I'm attempting to implement multiplication and division in $GF(2^8)$ using log and exponential tables. I'm using the exponent of 3 as my generator, using instructions from here.
However I'm having trouble getting the expected answer for some of these trivial multiplications.
For $2 · 4$ this works:
$$ \begin{align*} \log_3(2) &= 25 \\ \log_3(4) &= 50 \\ 25 + 50 &= 75 \\ \exp_3(75) &= 8 \Rightarrow \text{ expected answer} \end{align*}$$
However for $7 · 11$ this breaks down:
$$\begin{align*} \log_3(7) &= 198 \\ \log_3(11) &= 104 \\ 198 + 104 &= 302. \\ \text{Mod it by 255, gives us 47.}\\ \exp_3(47) &= 49 \end{align*}$$ instead of the expected 77.
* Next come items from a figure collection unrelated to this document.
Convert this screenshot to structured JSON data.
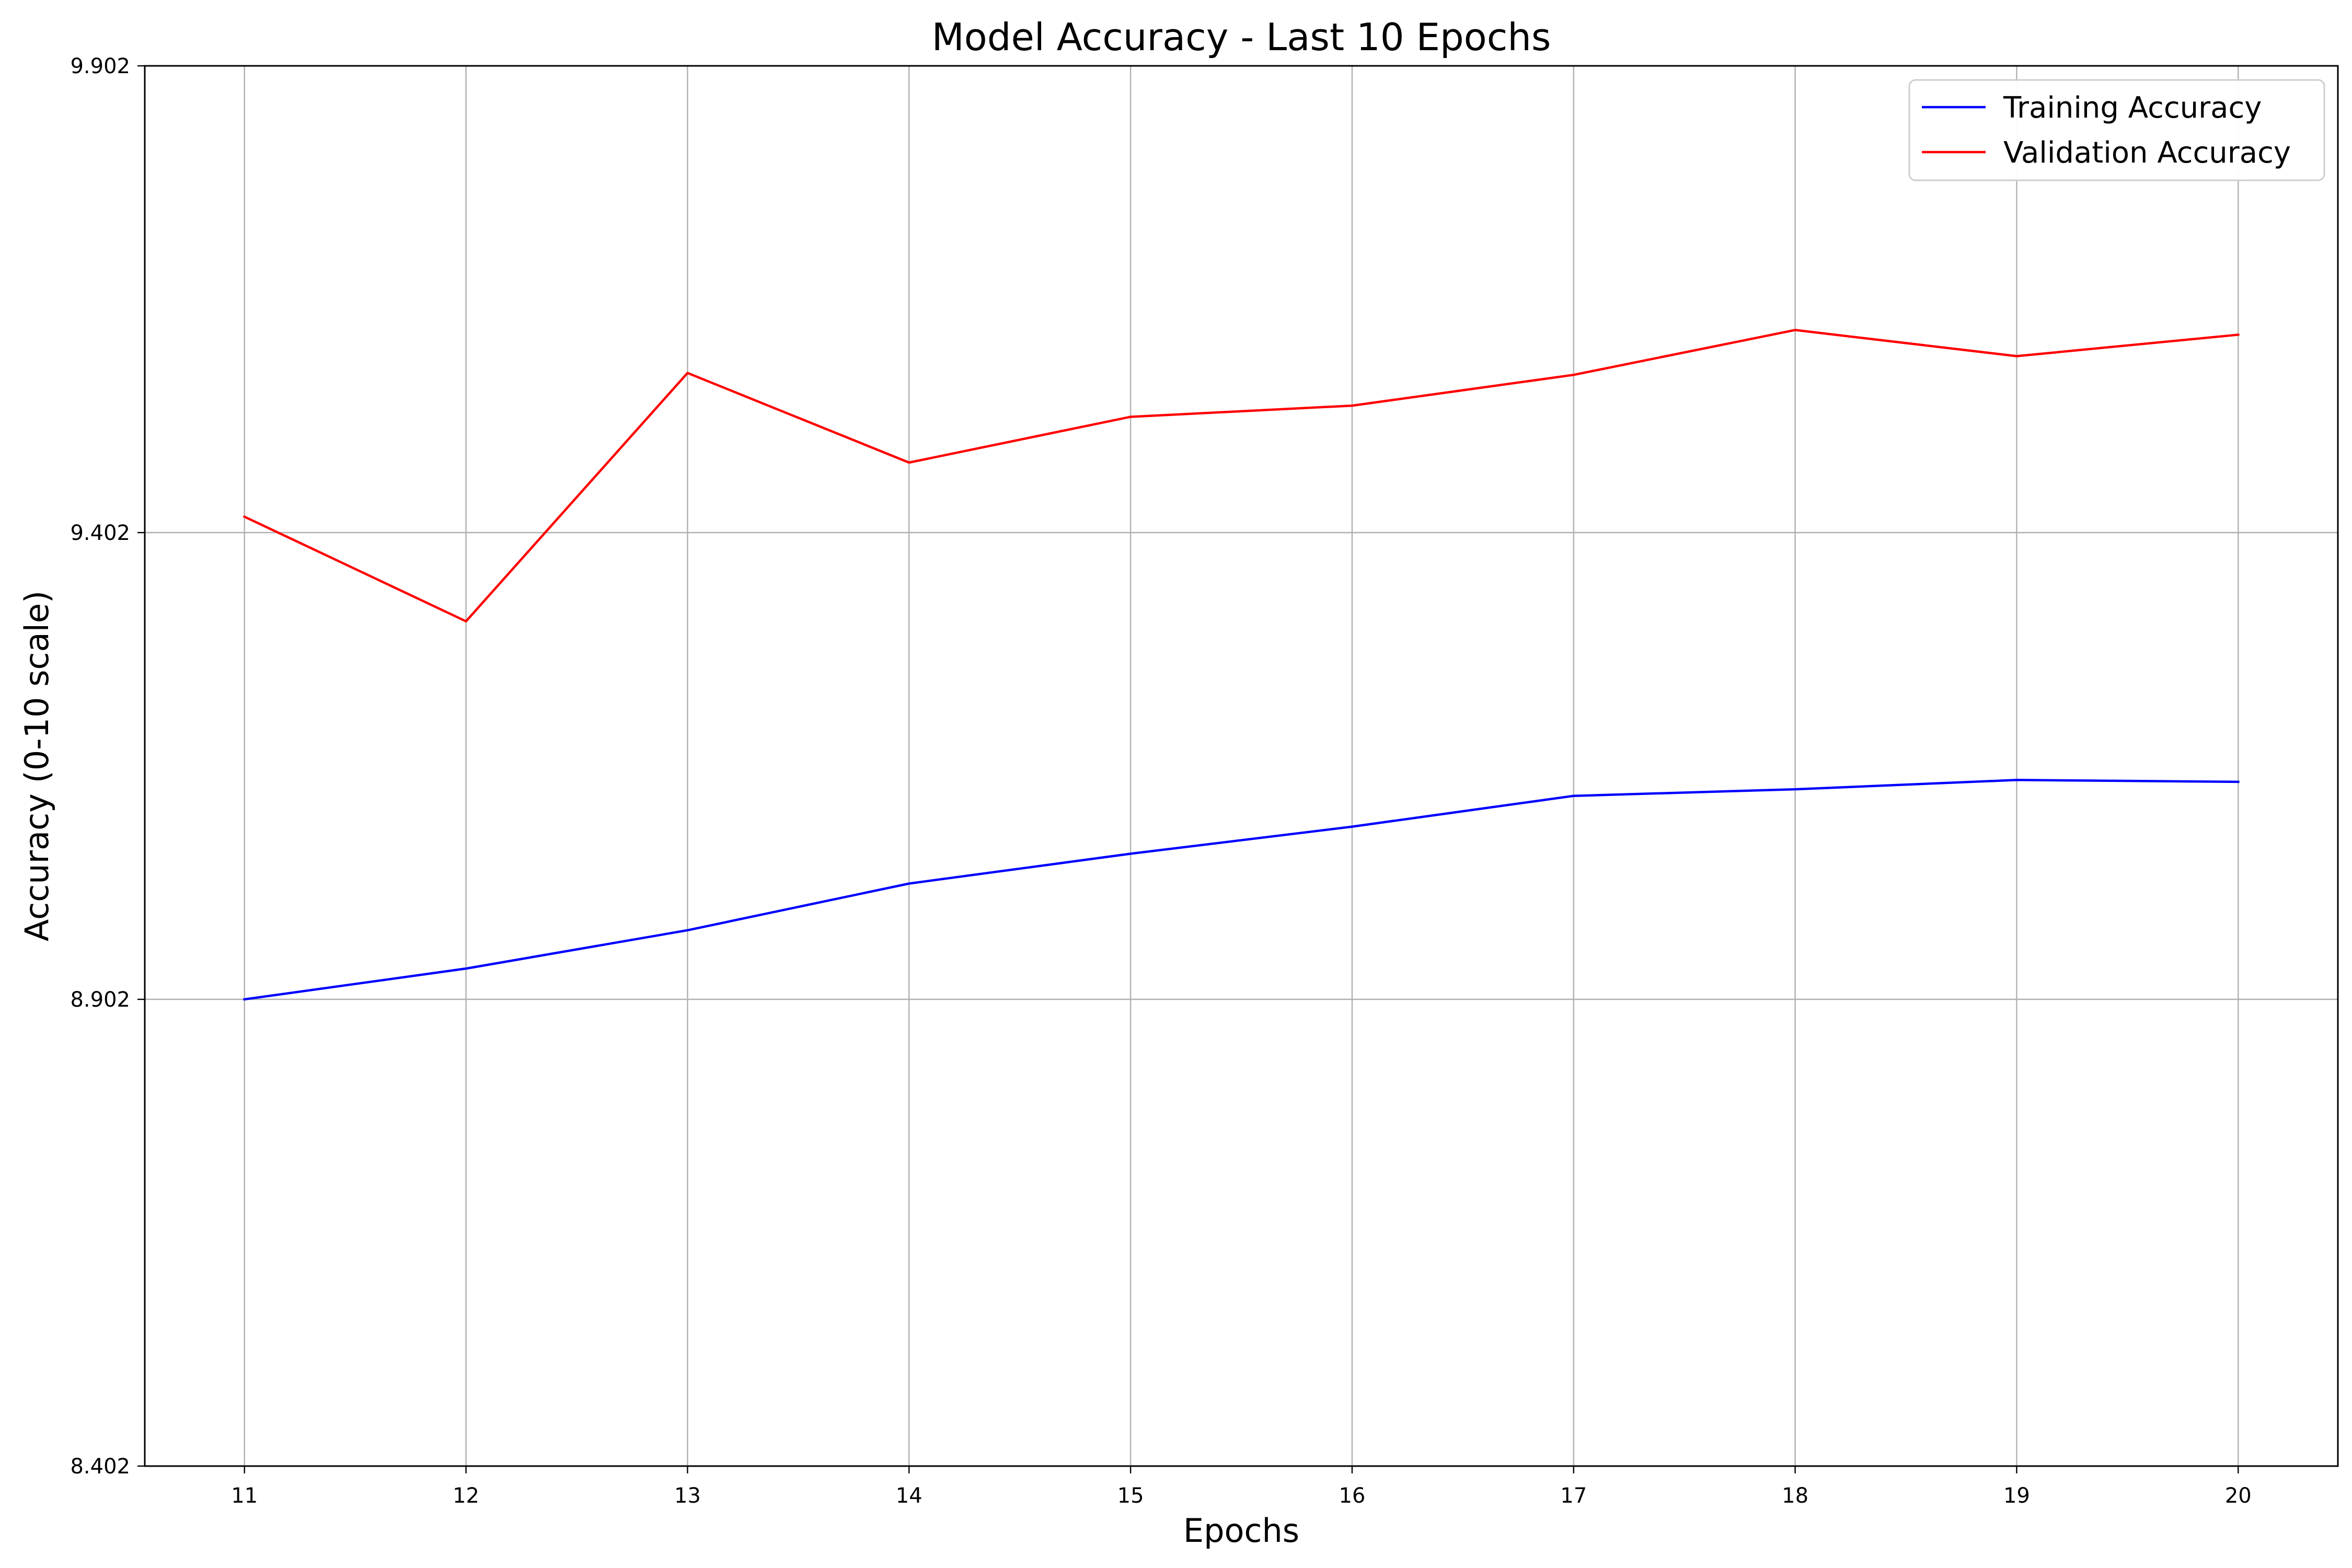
{
  "chart_data": {
    "type": "line",
    "title": "Model Accuracy - Last 10 Epochs",
    "xlabel": "Epochs",
    "ylabel": "Accuracy (0-10 scale)",
    "x": [
      11,
      12,
      13,
      14,
      15,
      16,
      17,
      18,
      19,
      20
    ],
    "x_tick_labels": [
      "11",
      "12",
      "13",
      "14",
      "15",
      "16",
      "17",
      "18",
      "19",
      "20"
    ],
    "xlim": [
      10.55,
      20.45
    ],
    "ylim": [
      8.402,
      9.902
    ],
    "y_ticks": [
      8.402,
      8.902,
      9.402,
      9.902
    ],
    "y_tick_labels": [
      "8.402",
      "8.902",
      "9.402",
      "9.902"
    ],
    "grid": true,
    "legend_position": "top-right",
    "series": [
      {
        "name": "Training Accuracy",
        "color": "#0000ff",
        "values": [
          8.902,
          8.935,
          8.976,
          9.026,
          9.058,
          9.087,
          9.12,
          9.127,
          9.137,
          9.135
        ]
      },
      {
        "name": "Validation Accuracy",
        "color": "#ff0000",
        "values": [
          9.419,
          9.307,
          9.573,
          9.477,
          9.526,
          9.538,
          9.571,
          9.619,
          9.591,
          9.614
        ]
      }
    ]
  }
}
From what I understand, we use modulus 255 because the 3 generator 'wraps around' on the 255th power (so the pattern repeats after that) thus we only need 0~254. Even if I'm wrong in this, $302 \bmod 256$ still doesn't give us $70$, where $\exp_3(70) = 77$ (the expected answer)
My observation for both multiplication and division is that it works fine until the result of addition/subtraction goes out of range of 0~255.